Подлецы! Вот теперь мать заплакала. Не из-за меня, не из-за моего преступления, а по причинам, никак не касавшимся суда. А ведь судьи так гордились своей проницательностью! Впивались глазами в старую плачущую женщину с таким видом, словно вот-вот вырвут у нее ключ к разгадке.
Но все объяснялось очень просто, господин следователь. При первой моей жене, неважной хозяйке, да и «размазне», как у нас выражаются, мать оставалась первым лицом в доме. При Арманде положение изменилось — вот и все. Арманда — женщина волевая, у нее свои вкусы.
Когда шестидесятилетнюю старуху внезапно отстраняют от привычных дел, когда ей не дают распоряжаться прислугой, хлопотать на кухне, возиться с детьми — это всегда чрезвычайно болезненно.
Вот и все.

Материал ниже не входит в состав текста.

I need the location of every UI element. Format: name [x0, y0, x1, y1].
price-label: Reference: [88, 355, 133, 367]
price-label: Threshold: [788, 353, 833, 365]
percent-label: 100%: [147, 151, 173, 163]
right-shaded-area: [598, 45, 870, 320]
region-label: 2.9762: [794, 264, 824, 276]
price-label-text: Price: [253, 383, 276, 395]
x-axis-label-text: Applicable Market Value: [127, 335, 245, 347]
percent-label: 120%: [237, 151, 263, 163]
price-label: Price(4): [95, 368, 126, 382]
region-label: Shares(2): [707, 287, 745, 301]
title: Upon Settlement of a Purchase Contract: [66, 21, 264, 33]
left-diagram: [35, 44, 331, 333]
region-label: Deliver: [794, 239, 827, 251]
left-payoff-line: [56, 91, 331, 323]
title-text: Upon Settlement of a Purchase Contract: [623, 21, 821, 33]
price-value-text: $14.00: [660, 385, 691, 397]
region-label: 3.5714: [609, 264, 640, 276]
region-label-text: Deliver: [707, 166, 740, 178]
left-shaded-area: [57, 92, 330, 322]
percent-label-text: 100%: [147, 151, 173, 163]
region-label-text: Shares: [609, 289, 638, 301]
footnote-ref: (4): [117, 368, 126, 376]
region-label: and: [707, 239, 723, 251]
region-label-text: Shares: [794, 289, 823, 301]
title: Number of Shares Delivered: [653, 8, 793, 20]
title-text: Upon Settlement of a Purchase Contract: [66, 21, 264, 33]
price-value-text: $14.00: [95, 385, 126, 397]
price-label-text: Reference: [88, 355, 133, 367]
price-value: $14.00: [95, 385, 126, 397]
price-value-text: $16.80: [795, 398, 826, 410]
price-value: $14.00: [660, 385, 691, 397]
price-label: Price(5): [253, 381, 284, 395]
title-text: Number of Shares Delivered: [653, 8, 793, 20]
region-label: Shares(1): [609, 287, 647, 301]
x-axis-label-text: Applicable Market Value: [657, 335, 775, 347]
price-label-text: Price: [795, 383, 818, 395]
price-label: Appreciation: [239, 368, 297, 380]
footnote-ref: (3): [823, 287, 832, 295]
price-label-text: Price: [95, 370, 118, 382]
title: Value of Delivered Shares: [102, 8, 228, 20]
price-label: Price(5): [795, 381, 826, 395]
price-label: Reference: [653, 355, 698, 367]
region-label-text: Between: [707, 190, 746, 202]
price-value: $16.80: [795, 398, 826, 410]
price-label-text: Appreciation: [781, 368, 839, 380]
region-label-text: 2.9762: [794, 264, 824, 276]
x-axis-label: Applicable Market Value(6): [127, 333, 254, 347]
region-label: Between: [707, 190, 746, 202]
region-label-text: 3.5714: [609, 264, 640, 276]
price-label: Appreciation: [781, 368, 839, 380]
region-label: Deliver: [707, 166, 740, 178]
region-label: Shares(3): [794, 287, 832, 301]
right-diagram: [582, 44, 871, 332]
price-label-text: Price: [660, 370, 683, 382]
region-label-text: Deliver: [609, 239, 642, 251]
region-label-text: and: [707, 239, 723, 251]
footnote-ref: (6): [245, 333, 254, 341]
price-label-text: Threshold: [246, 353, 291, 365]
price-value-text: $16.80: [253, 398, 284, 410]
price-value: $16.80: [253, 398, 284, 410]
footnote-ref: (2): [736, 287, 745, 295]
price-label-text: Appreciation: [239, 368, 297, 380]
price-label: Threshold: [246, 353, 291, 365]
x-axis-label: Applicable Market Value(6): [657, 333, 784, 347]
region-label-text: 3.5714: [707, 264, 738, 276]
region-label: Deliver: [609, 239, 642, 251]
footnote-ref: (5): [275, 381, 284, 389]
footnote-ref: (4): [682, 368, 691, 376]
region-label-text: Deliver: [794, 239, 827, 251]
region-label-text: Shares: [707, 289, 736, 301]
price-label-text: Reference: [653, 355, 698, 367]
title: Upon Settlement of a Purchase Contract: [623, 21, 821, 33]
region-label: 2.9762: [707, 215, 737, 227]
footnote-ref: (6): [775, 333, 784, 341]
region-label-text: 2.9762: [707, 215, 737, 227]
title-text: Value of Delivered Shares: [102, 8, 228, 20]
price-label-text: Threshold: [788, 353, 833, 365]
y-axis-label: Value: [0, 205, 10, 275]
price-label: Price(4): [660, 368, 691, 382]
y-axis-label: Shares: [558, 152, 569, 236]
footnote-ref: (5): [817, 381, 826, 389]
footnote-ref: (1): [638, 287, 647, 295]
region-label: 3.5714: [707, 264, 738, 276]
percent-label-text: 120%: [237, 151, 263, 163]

Мать плакала потому, что стала лишней в доме.
— Как вы полагаете, ваш сын был счастлив во втором браке?
— Конечно, господин судья, простите, господин председатель.
— Тогда скажите нам: почему он бросил семью?
Вот откуда подводят мину! Разве мать могла это предвидеть?
Я-то не плакал, о нет! Я стискивал кулаки под скамьей и сжимал зубы, чтобы сдержаться, — так мне хотелось вскочить и осыпать суд бранью.
— Если вы чувствуете себя слишком утомленной, мы можем продолжить допрос завтра, на вечернем заседании.
— Нет, мсье, лучше уж сейчас, — пробормотала мать.
Тут председатель повернулся к моему адвокату, и, провожая его взглядом, мать заметила меня. Она не издала ни звука. У нее лишь дрогнуло горло, и я сообразил, что она сглотнула слюну. Но я-то знаю, что она сказала бы, если бы могла заговорить со мною. Она попросила бы у меня прощения за то, что выглядит такой неловкой, скованной, смешной. Да, она чувствовала себя смешной или, если предпочитаете, не на своем месте, а это для нее глубочайшее из унижений. Она попросила бы у меня прощения за то, что не знала, как отвечать, и, может быть, навредила мне.